Early prediction of formulation behaviour for new antibody products

新抗体产品配方行为的早期预测

• 批准号: 2367694
• 金额: --
• 依托单位: Imperial College London
• 依托单位国家: 英国
• 项目类别: Studentship
• 财政年份: 2019
• 资助国家: 英国
• 起止时间: 2019 至 无数据
• 项目状态: 已结题
• 来源: https://gtr.ukri.org/projects?ref=studentship-2367694
• 关键词: Early; prediction; formulation; behaviour; new

Antibody-based biologics such as monoclonal antibodies (mAbs) are a fast-growing segment of the biopharmaceutical industry due to their distinctive therapeutic potential. The global market for antibody-based therapeutics is forecasted to reach $114.6 billion by 2022 growing at a compound annual growth rate (CAGR) of 6.3% from 2017 to 2022 (Dewan, 2017). In contrast to traditional small molecule drugs, mAbs have high levels of specificity with low toxicity profiles, which drives their success in targeting previously untreatable indications (Keizer et al, 2010). Consequently, there has been a rise in research interest in developing novel mAb therapies and biosimilars.Formulation development remains a major challenge in mAb production as there is a high demand to formulate therapeutics economically and effectively for safe delivery to patients. The increased complexity of these large molecule makes them more unstable and prone to chemical and/or physical degradation, therefore requiring special handling and storage. Lyophilisation, or freeze drying is a common method used in industry to preserve chemical and biological properties of mAbs to sustain long-term stability and improve shelf life (Carpenter et al, 2002). Protein aggregation is a common problem that can occur at any stage of the manufacturing process up until drug administration. Not only can aggregation affect protein function and decrease product yield, it can also reduce the therapeutic half-life and cause immunogenic reactions in patients (Wang et al, 2007).Previous work at SPEL have uncovered the relationship between the Osmotic second virial coefficient (B22) obtained from self-interaction chromatography (SIC) and propensity of mAb aggregation (Hedberg et al, 2018). The aim of the project is to further investigate aggregation propensity of liquid and lyophilised biotherapeutics and understand the mechanisms of aggregation to help predict aggregation tendencies of novel mAbs. In addition to extensive structural characterisation, functionality will be investigated to assess biological activity and immunogenicity.

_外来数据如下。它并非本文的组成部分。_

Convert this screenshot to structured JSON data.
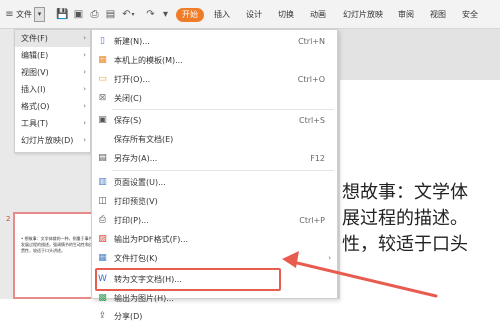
{
  "ribbon": {
    "file_label": "文件",
    "tabs": [
      "开始",
      "插入",
      "设计",
      "切换",
      "动画",
      "幻灯片放映",
      "审阅",
      "视图",
      "安全"
    ],
    "toolbar_icons": [
      "save-icon",
      "print-preview-icon",
      "print-icon",
      "export-pdf-icon",
      "undo-icon",
      "redo-icon",
      "more-icon"
    ]
  },
  "main_menu": {
    "items": [
      {
        "label": "文件(F)",
        "arrow": "›"
      },
      {
        "label": "编辑(E)",
        "arrow": "›"
      },
      {
        "label": "视图(V)",
        "arrow": "›"
      },
      {
        "label": "插入(I)",
        "arrow": "›"
      },
      {
        "label": "格式(O)",
        "arrow": "›"
      },
      {
        "label": "工具(T)",
        "arrow": "›"
      },
      {
        "label": "幻灯片放映(D)",
        "arrow": "›"
      }
    ]
  },
  "sub_menu": {
    "items": [
      {
        "label": "新建(N)...",
        "shortcut": "Ctrl+N",
        "icon": "new-file-icon"
      },
      {
        "label": "本机上的模板(M)...",
        "shortcut": "",
        "icon": "template-icon"
      },
      {
        "label": "打开(O)...",
        "shortcut": "Ctrl+O",
        "icon": "open-folder-icon"
      },
      {
        "label": "关闭(C)",
        "shortcut": "",
        "icon": "close-icon"
      },
      {
        "label": "保存(S)",
        "shortcut": "Ctrl+S",
        "icon": "save-icon"
      },
      {
        "label": "保存所有文档(E)",
        "shortcut": "",
        "icon": ""
      },
      {
        "label": "另存为(A)...",
        "shortcut": "F12",
        "icon": "save-as-icon"
      },
      {
        "label": "页面设置(U)...",
        "shortcut": "",
        "icon": "page-setup-icon"
      },
      {
        "label": "打印预览(V)",
        "shortcut": "",
        "icon": "print-preview-icon"
      },
      {
        "label": "打印(P)...",
        "shortcut": "Ctrl+P",
        "icon": "print-icon"
      },
      {
        "label": "输出为PDF格式(F)...",
        "shortcut": "",
        "icon": "pdf-icon"
      },
      {
        "label": "文件打包(K)",
        "shortcut": "",
        "icon": "package-icon"
      },
      {
        "label": "转为文字文档(H)...",
        "shortcut": "",
        "icon": "convert-to-doc-icon"
      },
      {
        "label": "输出为图片(H)...",
        "shortcut": "",
        "icon": "export-image-icon"
      },
      {
        "label": "分享(D)",
        "shortcut": "",
        "icon": "share-icon"
      }
    ]
  },
  "slide": {
    "lines": [
      "想故事：文学体",
      "展过程的描述。",
      "性，较适于口头"
    ]
  },
  "thumbnail": {
    "number": "2",
    "text": "• 想故事：文学体裁的一种，侧重于事件发展过程的描述。强调情节的生动性和连贯性，较适于口头讲述。"
  },
  "colors": {
    "accent": "#f07c2a",
    "highlight": "#e85c50"
  }
}
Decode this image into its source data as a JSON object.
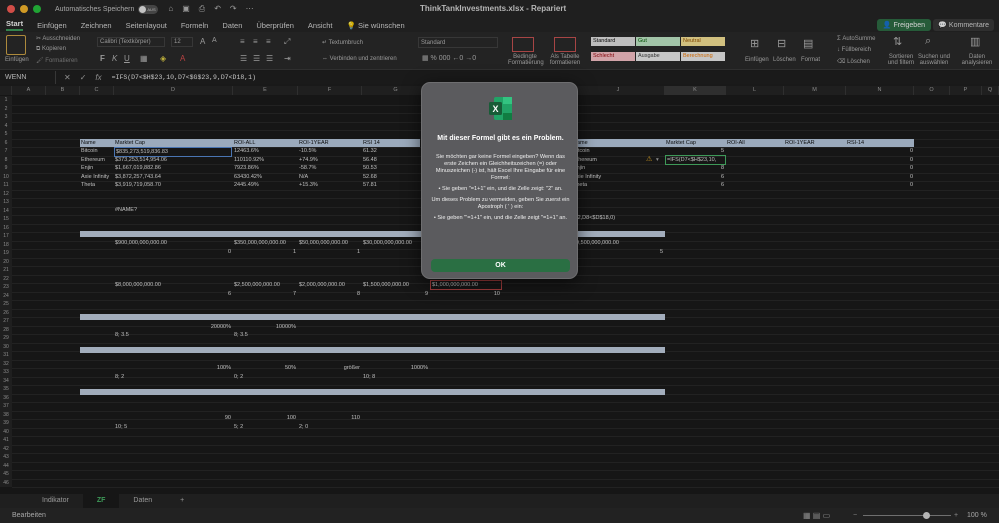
{
  "window": {
    "title": "ThinkTankInvestments.xlsx  -  Repariert",
    "autosave_label": "Automatisches Speichern",
    "autosave_state": "AUS"
  },
  "ribbon_tabs": [
    "Start",
    "Einfügen",
    "Zeichnen",
    "Seitenlayout",
    "Formeln",
    "Daten",
    "Überprüfen",
    "Ansicht",
    "Sie wünschen"
  ],
  "share_label": "Freigeben",
  "comments_label": "Kommentare",
  "ribbon": {
    "paste": "Einfügen",
    "cut": "Ausschneiden",
    "copy": "Kopieren",
    "format_painter": "Formatieren",
    "font_name": "Calibri (Textkörper)",
    "font_size": "12",
    "wrap": "Textumbruch",
    "merge": "Verbinden und zentrieren",
    "number_format": "Standard",
    "cond_format": "Bedingte Formatierung",
    "as_table": "Als Tabelle formatieren",
    "styles": [
      {
        "label": "Standard",
        "bg": "#e8e8e8",
        "fg": "#111111"
      },
      {
        "label": "Gut",
        "bg": "#c6efce",
        "fg": "#006100"
      },
      {
        "label": "Neutral",
        "bg": "#ffeb9c",
        "fg": "#9c5700"
      },
      {
        "label": "Schlecht",
        "bg": "#ffc7ce",
        "fg": "#9c0006"
      },
      {
        "label": "Ausgabe",
        "bg": "#f2f2f2",
        "fg": "#3f3f3f"
      },
      {
        "label": "Berechnung",
        "bg": "#f2f2f2",
        "fg": "#fa7d00"
      }
    ],
    "insert": "Einfügen",
    "delete": "Löschen",
    "format": "Format",
    "autosum": "AutoSumme",
    "fill": "Füllbereich",
    "clear": "Löschen",
    "sort": "Sortieren und filtern",
    "find": "Suchen und auswählen",
    "analyze": "Daten analysieren"
  },
  "formula_bar": {
    "name_box": "WENN",
    "formula": "=IFS(D7<$H$23,10,D7<$G$23,9,D7<D18,1)"
  },
  "columns": [
    "A",
    "B",
    "C",
    "D",
    "E",
    "F",
    "G",
    "H",
    "I",
    "J",
    "K",
    "L",
    "M",
    "N",
    "O",
    "P",
    "Q"
  ],
  "sheet": {
    "headers_left": [
      "Name",
      "Marktet Cap",
      "ROI-ALL",
      "ROI-1YEAR",
      "RSI 14"
    ],
    "rows_left": [
      [
        "Bitcoin",
        "$835,273,519,836.83",
        "12463.6%",
        "-10.5%",
        "61.32"
      ],
      [
        "Ethereum",
        "$373,253,514,954.06",
        "110110.92%",
        "+74.9%",
        "56.48"
      ],
      [
        "Enjin",
        "$1,667,019,882.86",
        "7923.86%",
        "-58.7%",
        "50.53"
      ],
      [
        "Axie Infinity",
        "$3,872,257,743.64",
        "63430.42%",
        "N/A",
        "52.68"
      ],
      [
        "Theta",
        "$3,919,719,058.70",
        "2445.49%",
        "+15.3%",
        "57.81"
      ]
    ],
    "headers_right": [
      "Name",
      "Marktet Cap",
      "ROI-All",
      "ROI-1YEAR",
      "RSI-14"
    ],
    "rows_right": [
      [
        "Bitcoin",
        "5",
        "0"
      ],
      [
        "Ethereum",
        "=IFS(D7<$H$23,10,",
        "0"
      ],
      [
        "Enjin",
        "8",
        "0"
      ],
      [
        "Axie Infinity",
        "6",
        "0"
      ],
      [
        "Theta",
        "6",
        "0"
      ]
    ],
    "error_cell": "#NAME?",
    "partial_formula": "8,2,D8<$D$18,0)",
    "row18": [
      "$900,000,000,000.00",
      "$350,000,000,000.00",
      "$50,000,000,000.00",
      "$30,000,000,000.00",
      "$9,500,000,000.00"
    ],
    "row19": [
      "0",
      "1",
      "1",
      "5"
    ],
    "row23": [
      "$8,000,000,000.00",
      "$2,500,000,000.00",
      "$2,000,000,000.00",
      "$1,500,000,000.00",
      "$1,000,000,000.00"
    ],
    "row24": [
      "6",
      "7",
      "8",
      "9",
      "10"
    ],
    "row28": [
      "20000%",
      "10000%"
    ],
    "row29": [
      "8; 3.5",
      "8; 3.5"
    ],
    "row33": [
      "100%",
      "50%",
      "größer",
      "1000%"
    ],
    "row34": [
      "8; 2",
      "0; 2",
      "10; 8"
    ],
    "row39": [
      "90",
      "100",
      "110"
    ],
    "row40": [
      "10; 5",
      "5; 2",
      "2; 0"
    ]
  },
  "sheet_tabs": [
    "Indikator",
    "ZF",
    "Daten",
    "+"
  ],
  "status": {
    "mode": "Bearbeiten",
    "zoom": "100 %"
  },
  "dialog": {
    "title": "Mit dieser Formel gibt es ein Problem.",
    "p1": "Sie möchten gar keine Formel eingeben? Wenn das erste Zeichen ein Gleichheitszeichen (=) oder Minuszeichen (-) ist, hält Excel Ihre Eingabe für eine Formel:",
    "p2": "• Sie geben \"=1+1\" ein, und die Zelle zeigt: \"2\" an.",
    "p3": "Um dieses Problem zu vermeiden, geben Sie zuerst ein Apostroph ( ' ) ein:",
    "p4": "• Sie geben \"'=1+1\" ein, und die Zelle zeigt \"=1+1\" an.",
    "ok": "OK"
  }
}
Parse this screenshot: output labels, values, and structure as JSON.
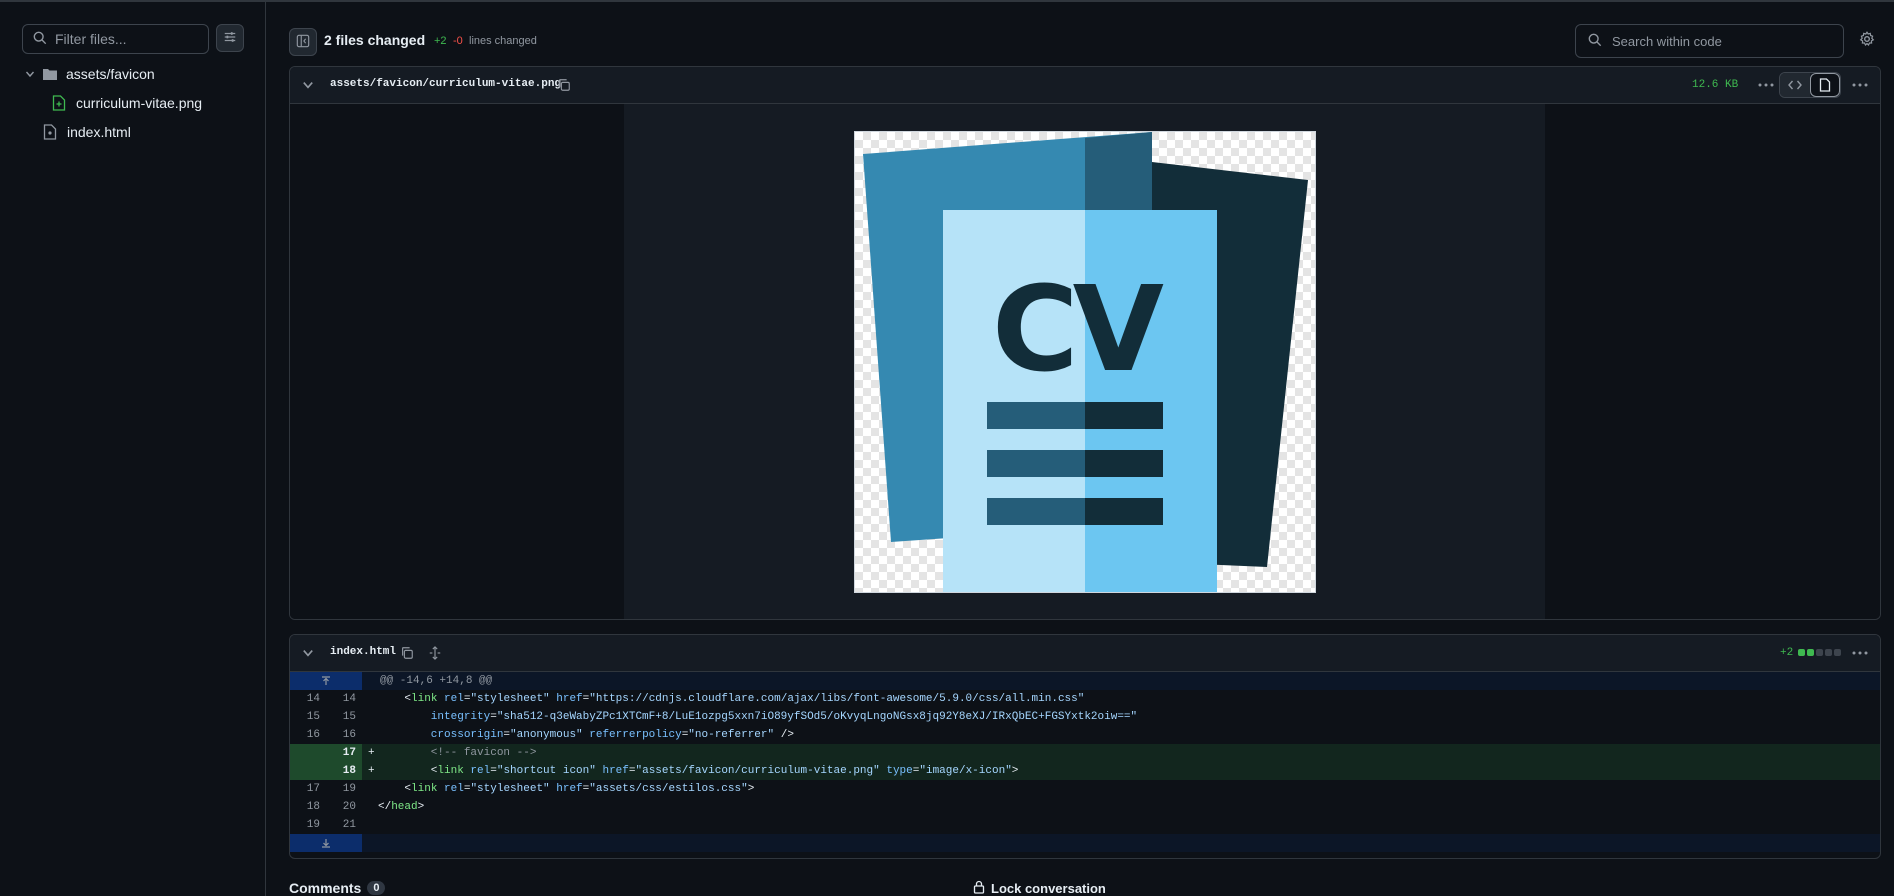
{
  "sidebar": {
    "filter_placeholder": "Filter files...",
    "tree": [
      {
        "label": "assets/favicon"
      },
      {
        "label": "curriculum-vitae.png"
      },
      {
        "label": "index.html"
      }
    ]
  },
  "header": {
    "files_changed": "2 files changed",
    "additions": "+2",
    "deletions": "-0",
    "lines_changed": "lines changed",
    "search_placeholder": "Search within code"
  },
  "file1": {
    "path": "assets/favicon/curriculum-vitae.png",
    "size": "12.6 KB",
    "image_alt": "CV"
  },
  "file2": {
    "path": "index.html",
    "additions": "+2",
    "hunk_header": "@@ -14,6 +14,8 @@"
  },
  "diff_lines": [
    {
      "old": "14",
      "new": "14",
      "sign": "",
      "type": "ctx"
    },
    {
      "old": "15",
      "new": "15",
      "sign": "",
      "type": "ctx"
    },
    {
      "old": "16",
      "new": "16",
      "sign": "",
      "type": "ctx"
    },
    {
      "old": "",
      "new": "17",
      "sign": "+",
      "type": "add"
    },
    {
      "old": "",
      "new": "18",
      "sign": "+",
      "type": "add"
    },
    {
      "old": "17",
      "new": "19",
      "sign": "",
      "type": "ctx"
    },
    {
      "old": "18",
      "new": "20",
      "sign": "",
      "type": "ctx"
    },
    {
      "old": "19",
      "new": "21",
      "sign": "",
      "type": "ctx"
    }
  ],
  "code": {
    "l1_a": "    <",
    "l1_tag": "link",
    "l1_attr1": " rel",
    "l1_eq1": "=",
    "l1_val1": "\"stylesheet\"",
    "l1_attr2": " href",
    "l1_eq2": "=",
    "l1_val2": "\"https://cdnjs.cloudflare.com/ajax/libs/font-awesome/5.9.0/css/all.min.css\"",
    "l2_attr": "        integrity",
    "l2_eq": "=",
    "l2_val": "\"sha512-q3eWabyZPc1XTCmF+8/LuE1ozpg5xxn7iO89yfSOd5/oKvyqLngoNGsx8jq92Y8eXJ/IRxQbEC+FGSYxtk2oiw==\"",
    "l3_attr1": "        crossorigin",
    "l3_eq1": "=",
    "l3_val1": "\"anonymous\"",
    "l3_attr2": " referrerpolicy",
    "l3_eq2": "=",
    "l3_val2": "\"no-referrer\"",
    "l3_end": " />",
    "l4_comment": "        <!-- favicon -->",
    "l5_a": "        <",
    "l5_tag": "link",
    "l5_attr1": " rel",
    "l5_eq1": "=",
    "l5_val1": "\"shortcut icon\"",
    "l5_attr2": " href",
    "l5_eq2": "=",
    "l5_val2": "\"assets/favicon/curriculum-vitae.png\"",
    "l5_attr3": " type",
    "l5_eq3": "=",
    "l5_val3": "\"image/x-icon\"",
    "l5_end": ">",
    "l6_a": "    <",
    "l6_tag": "link",
    "l6_attr1": " rel",
    "l6_eq1": "=",
    "l6_val1": "\"stylesheet\"",
    "l6_attr2": " href",
    "l6_eq2": "=",
    "l6_val2": "\"assets/css/estilos.css\"",
    "l6_end": ">",
    "l7_a": "</",
    "l7_tag": "head",
    "l7_end": ">"
  },
  "footer": {
    "comments_label": "Comments",
    "comments_count": "0",
    "lock_label": "Lock conversation"
  },
  "colors": {
    "accent_green": "#3fb950",
    "accent_red": "#f85149",
    "cv_dark": "#3589b1",
    "cv_darker": "#122d39",
    "cv_light": "#b6e3f8",
    "cv_mid": "#6cc6f1"
  }
}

单克隆抗体 (mAb) 等基于抗体的生物制剂因其独特的治疗潜力而成为生物制药行业快速增长的部分。预计到 2022 年，全球抗体治疗市场将达到 1146 亿美元，2017 年至 2022 年复合年增长率 (CAGR) 为 6.3%（Dewan，2017）。与传统的小分子药物相比，mAb 具有高特异性和低毒性，这推动了它们成功地针对以前无法治疗的适应症（Keizer 等人，2010）。因此，人们对开发新型单克隆抗体疗法和生物仿制药的研究兴趣不断增加。制剂开发仍然是单克隆抗体生产中的一个主要挑战，因为对经济有效地配制治疗药物以安全地交付给患者的需求很高。这些大分子的复杂性增加使得它们更加不稳定并且容易发生化学和/或物理降解，因此需要特殊的处理和储存。冻干或冷冻干燥是工业上常用的方法，用于保存单克隆抗体的化学和生物特性，以维持长期稳定性并延长保质期（Carpenter 等，2002）。蛋白质聚集是一个常见问题，可能发生在生产过程的任何阶段直至给药。聚集不仅会影响蛋白质功能并降低产物产量，还会缩短治疗半衰期并引起患者免疫原性反应 (Wang et al, 2007)。 SPEL 之前的工作揭示了从自相互作用色谱 (SIC) 获得的渗透第二维里系数 (B22) 与 mAb 聚集倾向之间的关系 (Hedberg et al, 2018)。该项目的目的是进一步研究液体和冻干生物治疗药物的聚集倾向，并了解聚集机制，以帮助预测新型单克隆抗体的聚集倾向。除了广泛的结构表征外，还将研究功能性以评估生物活性和免疫原性。